Firstly, by analyzing the environment and situation in China and abroad, this study found that the epidemic is getting worse. Therefore, we obtained official data on infections, deaths, and suspected patients of the COVID-19 virus. Our results showed that the situation in Hubei Province, especially Wuhan City, became very serious. At the same time, the virus has gradually spread to the rest of the world.

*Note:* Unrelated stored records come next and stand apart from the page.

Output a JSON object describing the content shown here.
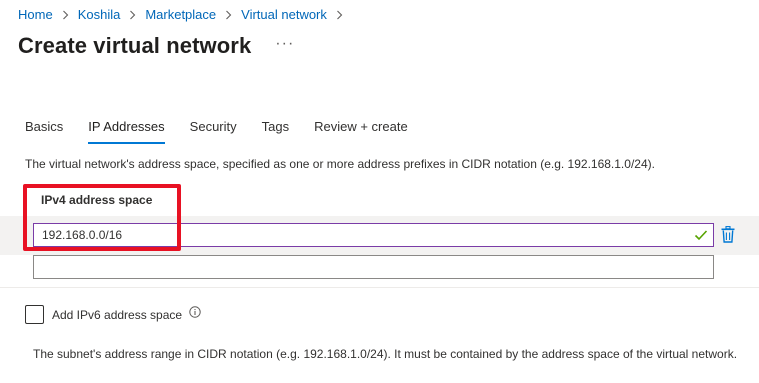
{
  "breadcrumb": [
    {
      "label": "Home"
    },
    {
      "label": "Koshila"
    },
    {
      "label": "Marketplace"
    },
    {
      "label": "Virtual network"
    }
  ],
  "page": {
    "title": "Create virtual network",
    "more_label": "···"
  },
  "tabs": [
    {
      "label": "Basics",
      "active": false
    },
    {
      "label": "IP Addresses",
      "active": true
    },
    {
      "label": "Security",
      "active": false
    },
    {
      "label": "Tags",
      "active": false
    },
    {
      "label": "Review + create",
      "active": false
    }
  ],
  "ip_section": {
    "description": "The virtual network's address space, specified as one or more address prefixes in CIDR notation (e.g. 192.168.1.0/24).",
    "ipv4_label": "IPv4 address space",
    "address_value": "192.168.0.0/16",
    "empty_value": ""
  },
  "ipv6": {
    "label": "Add IPv6 address space",
    "checked": false
  },
  "subnet": {
    "description": "The subnet's address range in CIDR notation (e.g. 192.168.1.0/24). It must be contained by the address space of the virtual network."
  },
  "icons": {
    "breadcrumb_separator": "chevron-right-icon",
    "valid": "checkmark-icon",
    "delete": "trash-icon",
    "info": "info-icon"
  },
  "colors": {
    "accent": "#0078d4",
    "link": "#0067b8",
    "highlight": "#e81123",
    "valid": "#57a300",
    "focus_border": "#7a3ca7"
  }
}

Secondly, this study utilised a trend comparison method, ARMA and ARIMA, for data analysis and prediction. Through comparative analysis, we found that the key date of COVID-19 will be obtained on 19 February 2020, and the condition will be fully controlled on 14 March 2020. At the same time, we predicted the number of infections and deaths and the growth of GDP.

Third, this study analyzed the duration of the virus. Although it spreads quickly, it has a much shorter impact than the SARS period, at only seventy-five days. In addition, the number of infected people is estimated to be 133,548, and the death toll is 517. The CFR (%) is significantly lower than SARS.

Finally, this study analyzed the impact of COVID-19 on the economy. Through the analysis of different types of work, it is concluded that private enterprises and their employees, freelancers, as well as agricultural, forestry, animal husbandry, and fishery personnel are more severely affected. These results may be of interest to other countries with COVID-19 infections. Finally, our study predicts that the real GDP growth rate in China in 2020 will be 6.7 percent, which is better than expected.